Google échappe au pire. ©Skorzewiak / Shutterstock
Google échappe au pire. ©Skorzewiak / Shutterstock

En 2023, le département de la Justice américain (DoJ), rejoint par une large coalition d’États, poursuivait la firme de Mountain View en justice, l’accusant de verrouiller l’ensemble de la chaîne technologique publicitaire à son profit. 

Le verdict est tombé en avril 2025 après un procès très mouvementé. Google détient des monopoles illégaux sur les serveurs publicitaires utilisés par les éditeurs, ainsi que sur les enchères qui connectent acheteurs et vendeurs d’espaces publicitaires sur le Web. Mais finalement, sa sanction n’est pas aussi spectaculaire qu’on aurait pu le penser.

Google s’en sort très bien

Car la juge semble s’être rangée du côté de Google. La demande phare du DoJ a été rejetée : forcer la société à céder AdX (Google Ad Exchange), sa plateforme d’enchères publicitaires. Mais ce n’est pas tout, puisqu’elle a aussi refusé d’obliger l’entreprise à rendre public le code source de ces mêmes enchères.

En revanche, la magistrate a validé « la plupart » des remèdes comportementaux proposés conjointement par les deux parties, sans pour autant en préciser la teneur. Google jubile évidemment. Lee-Anne Mulholland, vice-présidente des affaires réglementaires de l’entreprise, confie être « très satisfaite que le tribunal ait rejeté la proposition du DoJ de démanteler des outils qui aident les petites entreprises à toucher de nouveaux clients et à se développer ».

À noter que l’activité publicitaire concernée ne pèse qu’environ 8 % des revenus d’Alphabet, la maison mère de Google, et connaît un déclin continu depuis 16 trimestres consécutifs.

La justice américaine se montre clémente avec Google. ©Sergei Elagin / Shutterstock
La justice américaine se montre clémente avec Google. ©Sergei Elagin / Shutterstock

Les régulateurs antitrust américains n’y arrivent pas

C’est une véritable série noire pour les régulateurs antitrust américains. Il y a quelques mois, un autre juge, qui avait pourtant reconnu le monopole illégal de Google sur le marché de la recherche en ligne, refusait d’imposer la cession de Chrome et d’Android. Il invoquait, entre autres, la concurrence montante des solutions d’intelligence artificielle (IA) générative. 

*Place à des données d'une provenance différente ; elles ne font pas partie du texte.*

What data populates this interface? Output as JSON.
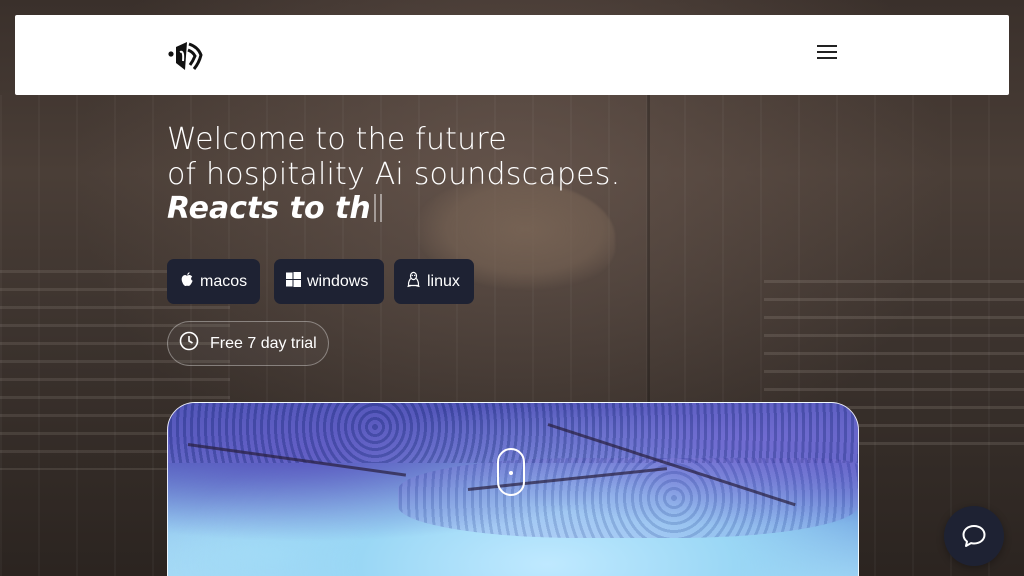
{
  "header": {
    "logo_icon": "sound-wave-logo-icon",
    "menu_icon": "hamburger-menu-icon"
  },
  "hero": {
    "line1": "Welcome to the future",
    "line2": "of hospitality Ai soundscapes.",
    "typed_text": "Reacts to th"
  },
  "os_buttons": [
    {
      "label": "macos",
      "icon": "apple-icon"
    },
    {
      "label": "windows",
      "icon": "windows-icon"
    },
    {
      "label": "linux",
      "icon": "linux-tux-icon"
    }
  ],
  "trial": {
    "label": "Free 7 day trial",
    "icon": "clock-icon"
  },
  "video": {
    "scroll_icon": "scroll-mouse-icon"
  },
  "chat": {
    "icon": "chat-bubble-icon"
  },
  "colors": {
    "button_bg": "#1e2233",
    "header_bg": "#ffffff",
    "text": "#ffffff"
  }
}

Même son de cloche en novembre 2025, lorsqu’un juge a donné raison à Meta face à la Federal Trade Commission (FTC), autre gendarme de l’anti-concurrence outre-Atlantique. Selon lui, le monopole du géant sur les réseaux sociaux n’était pas évident, malgré ses rachats successifs d’Instagram et de WhatsApp dans les années 2010.

La dynamique semble difficile à inverser : les tribunaux américains semblent de plus en plus réticents à démanteler des systèmes technologiques complexes, même lorsqu’ils reconnaissent des pratiques anticoncurrentielles. Reste à voir si cette tendance se confirmera avec les procès antitrust visant Amazon et Apple, qui n’iront pas à leur terme avant 2027 au plus tôt.